Ibex population thrives in French Pyrenees a century after being wiped out

The population of ibex recently introduced to the French Pyrenees is thriving more than a century after the native species was wiped out in France.

Officials have counted 70 newborn ibex this year at the Pyrenees national park and nearby Ariege regional park in the craggy mountains that separate France and Spain.

The French population now stands at some 400 animals, though they are not the original Pyrenean Ibex, the last two of which in France were shot and killed in 1910.

The Pyrenean ibex became totally extinct in 2000, when the last known female was found dead on the Spanish side.

The new animals are western Spanish ibex, another subspecies of the Iberian ibex that began to be brought over from a Spanish reserve in 2014.

Recognisable by their long, curving horns, the ibex is a wild goat can easily scamper up cliffs in search of grass, leaves and moss.

“In relation to the initial goal of establishing a viable core population, for now we can say the operation has been a success,” Jerome Lafitte, head of fauna operations at the Pyrenees park, told Agence France-Presse.
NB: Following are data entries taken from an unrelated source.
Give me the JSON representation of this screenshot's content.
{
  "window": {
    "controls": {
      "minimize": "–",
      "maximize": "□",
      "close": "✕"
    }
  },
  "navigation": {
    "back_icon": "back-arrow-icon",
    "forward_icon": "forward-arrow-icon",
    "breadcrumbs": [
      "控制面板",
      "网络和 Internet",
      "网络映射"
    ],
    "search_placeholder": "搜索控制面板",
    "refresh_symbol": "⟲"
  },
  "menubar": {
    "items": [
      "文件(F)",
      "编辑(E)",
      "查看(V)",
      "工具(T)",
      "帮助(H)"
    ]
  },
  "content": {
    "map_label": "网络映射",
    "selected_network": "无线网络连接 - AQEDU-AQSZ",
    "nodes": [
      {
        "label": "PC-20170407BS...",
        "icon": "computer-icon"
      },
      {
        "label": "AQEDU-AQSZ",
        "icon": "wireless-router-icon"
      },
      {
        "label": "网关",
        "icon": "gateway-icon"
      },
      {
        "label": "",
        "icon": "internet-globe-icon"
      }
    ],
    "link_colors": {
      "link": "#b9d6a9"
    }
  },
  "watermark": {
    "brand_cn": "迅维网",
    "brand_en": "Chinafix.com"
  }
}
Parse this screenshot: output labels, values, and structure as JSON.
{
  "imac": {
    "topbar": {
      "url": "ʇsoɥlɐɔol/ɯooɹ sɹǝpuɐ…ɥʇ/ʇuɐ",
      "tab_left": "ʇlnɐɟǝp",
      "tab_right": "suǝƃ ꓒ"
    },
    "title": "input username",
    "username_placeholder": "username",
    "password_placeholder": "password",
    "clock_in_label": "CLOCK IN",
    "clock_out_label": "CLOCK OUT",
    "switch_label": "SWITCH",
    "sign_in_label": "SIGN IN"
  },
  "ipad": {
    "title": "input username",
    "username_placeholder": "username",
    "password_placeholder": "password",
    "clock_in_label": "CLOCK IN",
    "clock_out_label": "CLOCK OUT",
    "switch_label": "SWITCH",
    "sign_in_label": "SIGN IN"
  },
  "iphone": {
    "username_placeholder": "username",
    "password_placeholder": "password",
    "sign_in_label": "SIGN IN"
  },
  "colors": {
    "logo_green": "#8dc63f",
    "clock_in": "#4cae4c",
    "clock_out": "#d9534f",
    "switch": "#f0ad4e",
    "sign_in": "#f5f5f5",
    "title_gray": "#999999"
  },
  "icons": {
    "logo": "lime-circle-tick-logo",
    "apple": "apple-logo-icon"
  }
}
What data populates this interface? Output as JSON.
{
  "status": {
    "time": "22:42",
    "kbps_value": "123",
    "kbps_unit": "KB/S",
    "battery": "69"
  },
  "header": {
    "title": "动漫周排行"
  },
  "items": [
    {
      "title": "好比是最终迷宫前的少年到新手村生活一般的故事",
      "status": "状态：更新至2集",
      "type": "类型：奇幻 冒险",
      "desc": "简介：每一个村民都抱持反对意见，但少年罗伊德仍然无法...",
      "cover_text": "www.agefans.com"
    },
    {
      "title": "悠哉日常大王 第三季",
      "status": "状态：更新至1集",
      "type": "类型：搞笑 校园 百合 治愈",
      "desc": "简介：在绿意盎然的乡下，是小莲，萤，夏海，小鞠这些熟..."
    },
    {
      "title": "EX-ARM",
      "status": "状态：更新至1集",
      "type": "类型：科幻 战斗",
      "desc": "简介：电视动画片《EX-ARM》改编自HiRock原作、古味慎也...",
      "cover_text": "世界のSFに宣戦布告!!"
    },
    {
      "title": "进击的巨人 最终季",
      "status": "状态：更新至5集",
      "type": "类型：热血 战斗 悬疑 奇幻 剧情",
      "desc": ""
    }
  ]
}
Matthieu Cruege, director of the Ariege park, said: “These are majestic animals, and it really is exciting when you’re able to see them. The ibex really adds to the mountain tourism industry.”

New introductions are planned this fall in the Aspe valley closer to the Atlantic ocean, while next year officials will attempt to diversify the genetic pool by adding ibex from other areas.

“We’ll have to wait another 30 years to see ibex all across the Pyrenees,” said Jean-Paul Crampe, a member of the Pyrenees national park’s scientific committee.

“It’s a popular species – and it’s much easier to re-introduce than bears or wolves,” he said.